If we see racists as only those bad people over there, and never ourselves, we can feel superior (tribalism again).  But seeing racists as those bad people over there also renders it impossible for us to to humble ourselves and admit that we just might be participating in racism unaware. It's just too shameful and horrible for us to face.  So says Understanding the Racial Empathy Gap: the Power of Narratives by Judy Wu Dominick at her blog of the same name.

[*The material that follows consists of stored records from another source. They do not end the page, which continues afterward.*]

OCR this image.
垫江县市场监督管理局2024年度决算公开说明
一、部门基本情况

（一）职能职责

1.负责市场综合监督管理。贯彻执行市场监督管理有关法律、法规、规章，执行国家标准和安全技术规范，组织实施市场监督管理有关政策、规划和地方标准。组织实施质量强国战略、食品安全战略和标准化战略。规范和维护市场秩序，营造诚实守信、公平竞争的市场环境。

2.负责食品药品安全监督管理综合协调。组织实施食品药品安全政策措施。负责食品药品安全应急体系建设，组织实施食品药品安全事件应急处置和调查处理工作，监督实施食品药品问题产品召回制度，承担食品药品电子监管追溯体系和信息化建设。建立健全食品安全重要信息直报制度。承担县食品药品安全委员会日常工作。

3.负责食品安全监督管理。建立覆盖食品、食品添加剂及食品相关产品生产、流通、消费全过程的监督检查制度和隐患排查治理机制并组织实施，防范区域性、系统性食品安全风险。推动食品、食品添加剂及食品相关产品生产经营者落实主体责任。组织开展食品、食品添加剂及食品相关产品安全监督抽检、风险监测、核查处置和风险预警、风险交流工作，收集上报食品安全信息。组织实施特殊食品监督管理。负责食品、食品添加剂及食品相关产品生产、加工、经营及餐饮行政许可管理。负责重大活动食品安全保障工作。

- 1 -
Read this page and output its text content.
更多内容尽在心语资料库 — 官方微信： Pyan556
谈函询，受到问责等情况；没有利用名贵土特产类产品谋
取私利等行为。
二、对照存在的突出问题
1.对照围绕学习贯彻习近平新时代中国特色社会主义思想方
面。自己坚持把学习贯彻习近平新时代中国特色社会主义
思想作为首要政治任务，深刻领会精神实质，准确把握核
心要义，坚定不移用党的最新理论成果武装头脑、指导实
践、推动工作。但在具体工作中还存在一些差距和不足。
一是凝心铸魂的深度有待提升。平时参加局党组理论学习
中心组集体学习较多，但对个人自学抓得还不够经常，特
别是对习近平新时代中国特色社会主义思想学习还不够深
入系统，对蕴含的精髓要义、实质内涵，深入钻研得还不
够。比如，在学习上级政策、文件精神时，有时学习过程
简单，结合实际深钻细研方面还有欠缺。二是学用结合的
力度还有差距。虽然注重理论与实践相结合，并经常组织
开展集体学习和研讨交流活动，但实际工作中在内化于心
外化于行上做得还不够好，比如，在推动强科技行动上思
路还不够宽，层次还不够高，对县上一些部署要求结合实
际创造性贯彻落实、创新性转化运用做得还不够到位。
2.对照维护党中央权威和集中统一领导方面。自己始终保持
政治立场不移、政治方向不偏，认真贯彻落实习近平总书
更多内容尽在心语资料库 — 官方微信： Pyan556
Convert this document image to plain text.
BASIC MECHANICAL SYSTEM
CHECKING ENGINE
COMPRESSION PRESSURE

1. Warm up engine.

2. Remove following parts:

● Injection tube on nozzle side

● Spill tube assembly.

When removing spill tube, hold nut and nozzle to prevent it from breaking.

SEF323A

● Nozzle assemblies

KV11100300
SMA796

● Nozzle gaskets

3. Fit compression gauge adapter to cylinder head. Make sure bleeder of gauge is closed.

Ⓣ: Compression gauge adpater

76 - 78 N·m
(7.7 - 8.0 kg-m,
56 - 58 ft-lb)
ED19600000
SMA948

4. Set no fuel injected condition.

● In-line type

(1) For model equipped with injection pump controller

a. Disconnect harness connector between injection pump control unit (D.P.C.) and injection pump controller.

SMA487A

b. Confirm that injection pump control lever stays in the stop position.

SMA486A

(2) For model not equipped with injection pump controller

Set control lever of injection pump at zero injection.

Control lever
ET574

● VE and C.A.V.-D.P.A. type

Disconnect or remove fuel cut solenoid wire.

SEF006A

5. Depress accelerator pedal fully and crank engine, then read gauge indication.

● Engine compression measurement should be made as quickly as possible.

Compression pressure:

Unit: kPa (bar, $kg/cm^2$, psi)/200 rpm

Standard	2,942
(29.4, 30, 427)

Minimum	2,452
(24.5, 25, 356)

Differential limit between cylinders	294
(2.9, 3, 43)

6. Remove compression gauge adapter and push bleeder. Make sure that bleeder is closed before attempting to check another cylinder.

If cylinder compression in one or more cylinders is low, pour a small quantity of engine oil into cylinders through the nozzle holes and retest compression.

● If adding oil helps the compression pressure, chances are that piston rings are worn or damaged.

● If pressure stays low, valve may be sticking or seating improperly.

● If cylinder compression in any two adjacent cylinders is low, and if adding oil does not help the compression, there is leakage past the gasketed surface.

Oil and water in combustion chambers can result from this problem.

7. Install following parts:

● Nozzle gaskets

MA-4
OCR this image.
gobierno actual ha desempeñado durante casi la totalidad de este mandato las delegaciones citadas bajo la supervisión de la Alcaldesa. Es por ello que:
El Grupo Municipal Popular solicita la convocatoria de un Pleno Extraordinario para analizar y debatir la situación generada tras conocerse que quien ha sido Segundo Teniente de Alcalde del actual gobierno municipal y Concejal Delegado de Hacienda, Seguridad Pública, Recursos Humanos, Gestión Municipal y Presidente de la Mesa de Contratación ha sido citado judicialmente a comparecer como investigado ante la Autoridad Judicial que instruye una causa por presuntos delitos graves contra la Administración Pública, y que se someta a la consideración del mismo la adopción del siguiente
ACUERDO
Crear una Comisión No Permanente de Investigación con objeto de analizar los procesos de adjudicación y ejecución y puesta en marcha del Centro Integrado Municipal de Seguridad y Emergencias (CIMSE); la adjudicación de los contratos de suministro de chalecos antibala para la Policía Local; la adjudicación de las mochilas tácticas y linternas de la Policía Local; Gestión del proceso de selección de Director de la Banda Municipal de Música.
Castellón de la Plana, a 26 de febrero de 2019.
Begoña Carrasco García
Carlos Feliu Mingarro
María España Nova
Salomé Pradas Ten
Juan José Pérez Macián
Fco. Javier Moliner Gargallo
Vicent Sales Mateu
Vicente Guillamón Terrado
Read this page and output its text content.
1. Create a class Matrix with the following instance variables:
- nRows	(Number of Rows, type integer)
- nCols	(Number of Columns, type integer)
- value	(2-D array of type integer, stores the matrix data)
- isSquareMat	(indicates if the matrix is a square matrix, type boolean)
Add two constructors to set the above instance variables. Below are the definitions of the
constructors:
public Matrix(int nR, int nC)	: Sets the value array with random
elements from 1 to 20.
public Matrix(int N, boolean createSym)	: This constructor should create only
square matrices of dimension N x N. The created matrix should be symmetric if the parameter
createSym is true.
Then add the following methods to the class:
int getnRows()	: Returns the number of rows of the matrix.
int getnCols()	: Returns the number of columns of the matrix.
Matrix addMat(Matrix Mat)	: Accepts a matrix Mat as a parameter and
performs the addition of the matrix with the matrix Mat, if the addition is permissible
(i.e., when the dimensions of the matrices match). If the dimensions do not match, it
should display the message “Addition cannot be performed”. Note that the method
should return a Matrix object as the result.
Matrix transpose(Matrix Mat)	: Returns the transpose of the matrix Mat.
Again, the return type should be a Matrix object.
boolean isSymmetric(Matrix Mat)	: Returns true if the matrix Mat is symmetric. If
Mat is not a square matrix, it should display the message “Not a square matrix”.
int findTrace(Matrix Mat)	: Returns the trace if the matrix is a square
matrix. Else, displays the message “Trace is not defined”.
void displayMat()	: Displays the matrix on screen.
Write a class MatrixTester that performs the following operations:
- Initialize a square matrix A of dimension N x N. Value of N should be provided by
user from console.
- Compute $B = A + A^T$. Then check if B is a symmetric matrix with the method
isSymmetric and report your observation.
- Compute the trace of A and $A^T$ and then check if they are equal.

One of the things the Civil Rights Movement managed to do was inject a keen sense of shame into white America’s collective conscience over its institutionalized abuse of African Americans. It marked a significant turning point in the nation’s history. In the beginning, when shame produced an appropriate acknowledgement of injustice and a desire to make things right, it led to cultural shifts and new legislation that effectively released African Americans from the stranglehold of the Jim Crow era. 
The tricky thing about shame, though, is that it’s a toxic, identity- and value-threatening emotion. and when it’s not processed in a thoroughly redemptive way, it can actually lead to a recycling of our sins instead of a healthy and restorative repentance. . . .
So a new shame-based, reactive narrative set in: Forget the past. We are not racists. We are anti-racists. And we are colorblind. This new narrative unwittingly undermined progress even as progress was being made. First, it imposed a willful forgetfulness on one of the nation’s most traumatic and formative experiences, which desperately required thoughtful, collective, and public debriefing, not consignment to cold storage. Second, it introduced taboo-like sensibilities into the very act of dialoguing about race and ethnicity, which, instead of being helpful, has proven to be very damaging for blacks and other non-whites who wish to have their distinctives recognized, validated, and celebrated alongside those of whites, rather than denied and left unacknowledged.

Folks, this kind of either-or thinking isn't helping any of us.  I'd like to suggest that we start seeing not just A or B as possibilities, but also A and B, and C, and even D.  Who knows, maybe we'll get all the way to accepting and acknowledging Z someday!

And if we do, it will be partly because of the kind of brave people who said these things online this month.